There is already a moratorium in place that prevents hydraulic fracturing – also known as “fracking” – in North Carolina. Republican policymakers in the state are moving with remarkable speed, however, to change that.
The state House gave tentative approval Wednesday to a proposal that would allow natural gas drilling to start in the state as soon as rules for the industry are finalized. Senate Bill 786 passed its first of two votes, 63-52.The legislation was first unveiled in the House less than 24 hours before the vote, moving through two committees with almost no public notice. It was moved onto the House floor Wednesday through a parliamentary maneuver.
It’s not yet a done deal, but it’s close. The state House is expected to hold a final vote today, followed by action from the Republican-led state House. Gov. Pat McCrory (R), who would presumably sign the measure into law, could have the bill on his desk for consideration by next week.
The state House, it’s worth noting, is currently run by Speaker Thom Tillis (R), who also happens to be the Republican nominee for the U.S. Senate in North Carolina this year. He’ll face incumbent Sen. Kay Hagan (D) in the fall. And in this case, the state House Speaker doesn’t usually vote on legislation, but he made sure to cast a vote in support of fracking yesterday.
Note, the fracking bill would also make it illegal for anyone “to reveal a driller’s formula for fracking fluid.”
In the event of a catastrophe, however, the proposal allows first responders to “find out what chemicals they’re dealing with.” How generous of the bill’s sponsors to be so accommodating.
What if a local North Carolina community decided it wanted to prohibit fracking? Too bad – the pending legislation wouldn’t allow cities or towns to ban or limit the controversial practice.

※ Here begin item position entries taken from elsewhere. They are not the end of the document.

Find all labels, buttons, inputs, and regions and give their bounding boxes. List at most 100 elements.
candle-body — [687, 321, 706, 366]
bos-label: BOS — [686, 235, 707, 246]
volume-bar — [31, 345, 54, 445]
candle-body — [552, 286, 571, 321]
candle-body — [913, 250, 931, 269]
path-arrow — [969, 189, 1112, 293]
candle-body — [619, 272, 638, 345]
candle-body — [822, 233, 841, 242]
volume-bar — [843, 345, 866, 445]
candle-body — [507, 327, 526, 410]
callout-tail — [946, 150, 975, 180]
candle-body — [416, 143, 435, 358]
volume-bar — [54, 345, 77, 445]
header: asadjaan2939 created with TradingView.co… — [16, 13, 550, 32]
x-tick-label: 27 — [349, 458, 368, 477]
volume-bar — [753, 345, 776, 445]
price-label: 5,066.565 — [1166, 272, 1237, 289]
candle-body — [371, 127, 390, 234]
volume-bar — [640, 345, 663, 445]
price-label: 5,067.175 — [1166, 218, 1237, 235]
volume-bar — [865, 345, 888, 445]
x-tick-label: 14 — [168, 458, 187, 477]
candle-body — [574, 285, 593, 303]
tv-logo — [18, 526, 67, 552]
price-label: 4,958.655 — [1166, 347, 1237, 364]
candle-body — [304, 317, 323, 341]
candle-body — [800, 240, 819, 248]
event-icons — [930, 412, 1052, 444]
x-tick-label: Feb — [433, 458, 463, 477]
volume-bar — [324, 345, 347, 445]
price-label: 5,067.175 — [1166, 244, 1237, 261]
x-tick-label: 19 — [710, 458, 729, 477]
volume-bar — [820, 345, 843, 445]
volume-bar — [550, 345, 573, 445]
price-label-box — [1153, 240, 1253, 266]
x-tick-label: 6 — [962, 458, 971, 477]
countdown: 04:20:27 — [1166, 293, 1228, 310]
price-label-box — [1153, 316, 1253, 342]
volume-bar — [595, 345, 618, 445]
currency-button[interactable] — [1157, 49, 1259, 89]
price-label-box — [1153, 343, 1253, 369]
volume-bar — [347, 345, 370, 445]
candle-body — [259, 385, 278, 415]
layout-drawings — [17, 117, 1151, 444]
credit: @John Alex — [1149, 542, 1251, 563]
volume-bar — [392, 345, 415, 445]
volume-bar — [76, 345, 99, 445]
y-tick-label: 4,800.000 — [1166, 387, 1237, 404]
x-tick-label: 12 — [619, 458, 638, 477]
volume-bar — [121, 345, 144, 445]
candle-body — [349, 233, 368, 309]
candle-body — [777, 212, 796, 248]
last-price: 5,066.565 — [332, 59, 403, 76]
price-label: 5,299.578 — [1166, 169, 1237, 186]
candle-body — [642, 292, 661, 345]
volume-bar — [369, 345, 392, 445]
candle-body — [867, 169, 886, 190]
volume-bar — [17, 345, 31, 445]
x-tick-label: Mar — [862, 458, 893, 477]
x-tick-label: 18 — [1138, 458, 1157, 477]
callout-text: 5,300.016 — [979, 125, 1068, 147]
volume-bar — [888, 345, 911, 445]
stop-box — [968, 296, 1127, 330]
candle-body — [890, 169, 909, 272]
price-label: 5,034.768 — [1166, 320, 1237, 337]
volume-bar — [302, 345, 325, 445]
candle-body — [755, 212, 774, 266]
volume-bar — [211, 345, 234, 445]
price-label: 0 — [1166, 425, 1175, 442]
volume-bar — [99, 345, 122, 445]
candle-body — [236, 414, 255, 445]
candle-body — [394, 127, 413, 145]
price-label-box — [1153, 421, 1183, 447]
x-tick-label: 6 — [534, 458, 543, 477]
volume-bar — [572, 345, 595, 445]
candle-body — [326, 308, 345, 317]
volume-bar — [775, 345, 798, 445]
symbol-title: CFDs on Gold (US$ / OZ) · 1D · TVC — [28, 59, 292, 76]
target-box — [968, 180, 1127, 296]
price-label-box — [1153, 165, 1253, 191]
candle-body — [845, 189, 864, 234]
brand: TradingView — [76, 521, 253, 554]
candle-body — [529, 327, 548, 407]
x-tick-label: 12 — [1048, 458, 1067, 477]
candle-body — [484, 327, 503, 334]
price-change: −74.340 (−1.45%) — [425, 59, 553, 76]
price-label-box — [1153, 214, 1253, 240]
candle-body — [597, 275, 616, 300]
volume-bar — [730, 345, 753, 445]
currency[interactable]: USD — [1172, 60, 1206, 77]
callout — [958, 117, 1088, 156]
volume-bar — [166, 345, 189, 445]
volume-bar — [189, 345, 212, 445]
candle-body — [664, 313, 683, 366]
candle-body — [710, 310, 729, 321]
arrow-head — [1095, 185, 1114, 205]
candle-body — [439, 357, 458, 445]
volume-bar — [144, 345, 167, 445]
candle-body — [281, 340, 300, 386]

And it’s not like North Carolina has had to deal with any environmental disasters lately that might make some communities skittish, right?
To be sure, the moratorium in the state probably wasn’t going to last forever, but GOP policymakers appear to be moving with remarkable efficiency to bring fracking to North Carolina as quickly as they can.
The bill repeals a 2012 requirement that lawmakers vote to approve rules for fracking before the state’s moratorium on it could be lifted. Instead, the state is directed to begin issuing permits for drilling 60 days after the state Mining and Energy Commission finalizes the rules.
Asked why lawmakers are rushing, Tillis told reporters, “I think it’s just a matter of why not get it done?”
In this case, “get it done” means moving forward on a controversial, potentially dangerous practice without debate or public comment.